Saturday, October 27, 2012

Finding Moses

Pharoah's daughter finds Moses (1886) by the British painter Edwin Longsden Long. This is a very traditional subject in art history and lots of painters made a version of that story. What's relatively new is the historical exotic touch. Long traveled to Syria and Egypt and was specialized in oriental paintings.

Sunday, October 21, 2012

A Female Butcher

After the murder (1882) by the British painter John Collier (1850-1934). Collier depicted here Clytemnestra the wife of king Agamemnon. She killed her husband in the bath after he had returned from the Trojan war. But probably she got her reason. Agamemnon had sacrificed her daughter Iphigenia and brought for himself a new wife as a trophy from the war. Probably Collier got the same opinion because he shows her with an axe not with the usual dagger, so she looks strong and pround.

Monday, October 15, 2012

A British Hero

The Duke of Wellington at Waterloo by the British battle painter Robert Alexander Hillingford (1825-1904). Hillingford did a whole series of Waterloo paintings. Here he shows the Duke of Wellington encouraging one of his famous infantry squares the backbone of the British army then.

Monday, October 8, 2012

Faded Laurels

Faded Laurels (1889) by the British painter Edmund Blair-Leighton (1853-1922). Beautiful cheesy middle ages, could also be a scene from the Lord of the Rings.

Monday, October 1, 2012

CinemaScope Painting

Across the Brazos by the great American artist Robert McGinnis (born 1926). McGinnis did over 1200 paperback book covers and movie posters. Here is a good example how the newly invented CinemaScope format also influenced the formats of paintings.

Tuesday, September 25, 2012

Fairy Tale Knight

A Knight at the Crossroads (1878) by the Russian painter Viktor Vasnetsov (1848-1926). The scene is taken from an old Russian fairy tale where a hero comes to a fork in the road where he found menhir with the inscription: "If you ride to the left, you will lose your horse, if you ride to the right, you will lose your head"

Tuesday, September 18, 2012

The Flute Concert

The Flute Concert by the French painter Gustave Clarence Rodolphe Boulanger (1824-88). It's evident that the artist and his potential buyers had visited Pomeii and studied there the architecture and especially the frescoes. So the painting is above all a nice reconstruction of a Pompeiian villa.

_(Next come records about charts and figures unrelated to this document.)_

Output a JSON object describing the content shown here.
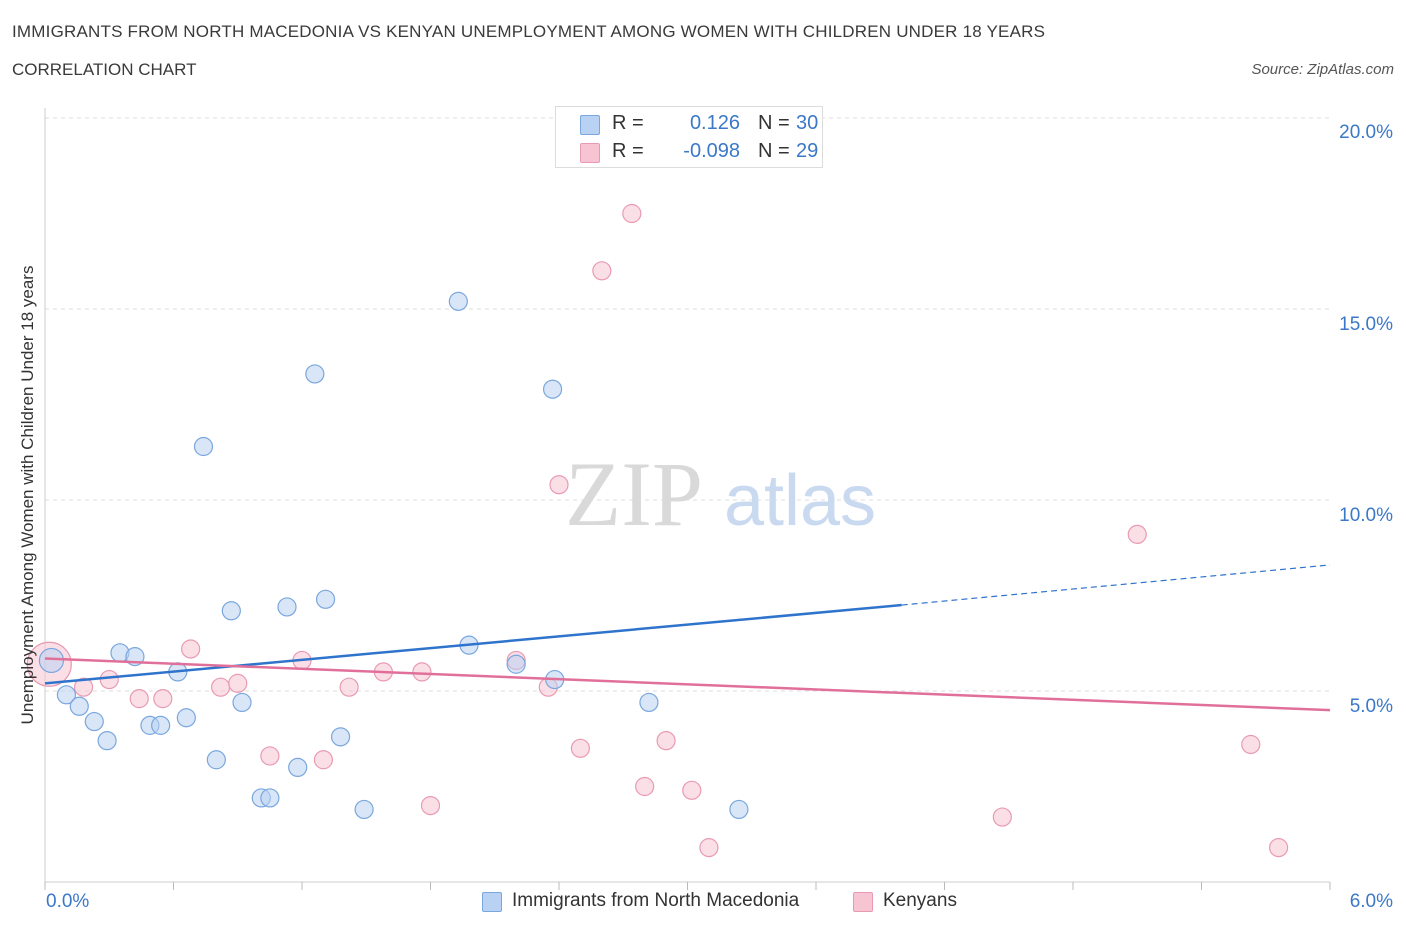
{
  "header": {
    "title": "IMMIGRANTS FROM NORTH MACEDONIA VS KENYAN UNEMPLOYMENT AMONG WOMEN WITH CHILDREN UNDER 18 YEARS",
    "subtitle": "CORRELATION CHART",
    "source": "Source: ZipAtlas.com"
  },
  "watermark": {
    "zip": "ZIP",
    "atlas": "atlas"
  },
  "colors": {
    "blue_fill": "#b9d2f3",
    "blue_stroke": "#7aa7dd",
    "blue_line": "#2f74cc",
    "pink_fill": "#f7c4d3",
    "pink_stroke": "#e99ab3",
    "pink_line": "#e0709a",
    "axis_text": "#3b78c8",
    "grid": "#dddddd"
  },
  "stats_legend": [
    {
      "swatch": "blue",
      "r_label": "R =",
      "r_value": "0.126",
      "n_label": "N =",
      "n_value": "30"
    },
    {
      "swatch": "pink",
      "r_label": "R =",
      "r_value": "-0.098",
      "n_label": "N =",
      "n_value": "29"
    }
  ],
  "chart_data": {
    "type": "scatter",
    "title": "IMMIGRANTS FROM NORTH MACEDONIA VS KENYAN UNEMPLOYMENT AMONG WOMEN WITH CHILDREN UNDER 18 YEARS",
    "xlabel": "",
    "ylabel": "Unemployment Among Women with Children Under 18 years",
    "xlim": [
      0,
      6
    ],
    "ylim": [
      0,
      20
    ],
    "x_tick_labels": [
      "0.0%",
      "6.0%"
    ],
    "y_ticks": [
      5,
      10,
      15,
      20
    ],
    "y_tick_labels": [
      "5.0%",
      "10.0%",
      "15.0%",
      "20.0%"
    ],
    "grid": "horizontal dashed",
    "legend": "bottom-center",
    "series": [
      {
        "name": "Immigrants from North Macedonia",
        "color": "blue",
        "points": [
          [
            0.03,
            5.8
          ],
          [
            0.1,
            4.9
          ],
          [
            0.16,
            4.6
          ],
          [
            0.23,
            4.2
          ],
          [
            0.29,
            3.7
          ],
          [
            0.35,
            6.0
          ],
          [
            0.42,
            5.9
          ],
          [
            0.49,
            4.1
          ],
          [
            0.54,
            4.1
          ],
          [
            0.62,
            5.5
          ],
          [
            0.66,
            4.3
          ],
          [
            0.74,
            11.4
          ],
          [
            0.8,
            3.2
          ],
          [
            0.87,
            7.1
          ],
          [
            0.92,
            4.7
          ],
          [
            1.01,
            2.2
          ],
          [
            1.05,
            2.2
          ],
          [
            1.13,
            7.2
          ],
          [
            1.18,
            3.0
          ],
          [
            1.26,
            13.3
          ],
          [
            1.31,
            7.4
          ],
          [
            1.38,
            3.8
          ],
          [
            1.49,
            1.9
          ],
          [
            1.93,
            15.2
          ],
          [
            1.98,
            6.2
          ],
          [
            2.2,
            5.7
          ],
          [
            2.37,
            12.9
          ],
          [
            2.38,
            5.3
          ],
          [
            2.82,
            4.7
          ],
          [
            3.24,
            1.9
          ]
        ],
        "trend": {
          "x": [
            0,
            4
          ],
          "y": [
            5.2,
            7.25
          ]
        },
        "trend_dashed": {
          "x": [
            4,
            6
          ],
          "y": [
            7.25,
            8.3
          ]
        }
      },
      {
        "name": "Kenyans",
        "color": "pink",
        "points": [
          [
            0.02,
            5.7
          ],
          [
            0.18,
            5.1
          ],
          [
            0.3,
            5.3
          ],
          [
            0.44,
            4.8
          ],
          [
            0.55,
            4.8
          ],
          [
            0.68,
            6.1
          ],
          [
            0.82,
            5.1
          ],
          [
            0.9,
            5.2
          ],
          [
            1.05,
            3.3
          ],
          [
            1.2,
            5.8
          ],
          [
            1.3,
            3.2
          ],
          [
            1.42,
            5.1
          ],
          [
            1.58,
            5.5
          ],
          [
            1.76,
            5.5
          ],
          [
            1.8,
            2.0
          ],
          [
            2.2,
            5.8
          ],
          [
            2.35,
            5.1
          ],
          [
            2.4,
            10.4
          ],
          [
            2.5,
            3.5
          ],
          [
            2.6,
            16.0
          ],
          [
            2.74,
            17.5
          ],
          [
            2.8,
            2.5
          ],
          [
            2.9,
            3.7
          ],
          [
            3.02,
            2.4
          ],
          [
            3.1,
            0.9
          ],
          [
            4.47,
            1.7
          ],
          [
            5.1,
            9.1
          ],
          [
            5.63,
            3.6
          ],
          [
            5.76,
            0.9
          ]
        ],
        "trend": {
          "x": [
            0,
            6
          ],
          "y": [
            5.85,
            4.5
          ]
        }
      }
    ]
  }
}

Wednesday, September 12, 2012

The Father of the Occident

The Coronation of Charlemagne (1861) by the German romantic painter Friedrich Wilhelm Christian Theodor Kaulbach (1822-1839). Kaulbach did this mural for the Maximilianeum a big palatial building in Munich. started in 1857. Corresponding to the neo-Gothic style of the Maximilianeum these murals should emphasize a long tradition dating back to the middle ages.

Wednesday, September 5, 2012

A Wicked Queen

Cleopatra Testing Poisons on Condemned Prisoners (1887) by the French painter Alexandre Cabanel (1823-1889). The beautiful but cruel Cleopatra watches cold and impassively the effect of poison on some poor prisoners. The painter also makes great efforts with the exotic dress and the Egyptian architecture in the background, which he probably knew by the then very popular prints of the paintings by David Roberts.

Tuesday, August 28, 2012

God was watching

The Christianization of Poland (1889) by the Polish painter Jan Matejko (1838-1893). Above all it's a symbolic painting. People are plowing, cutting timber while others are being baptized and all is illuminated by the divine light from above.

Friday, August 10, 2012

Nice Decadence

A Roman Bath (1858) by the Russian painter Fyodor Andreyevich Bronnikov (1827-1902). Roman decadence was already an important subject at this time and Bronnikov uses it to stage some beautiful girls. They seem to be posing among each other but in the end it's all for the onlooker.

Saturday, August 4, 2012

Battle of Somo-Sierra

The Battle of Somo-Sierra in Castille, 30 november 1808 (1810) by the French battle painter Louis-François Lejeune (1775-1848). Lejeune was himself with the Napoleonic troops in Spain, so it's quite possible that the battle happened like he painted it two years later.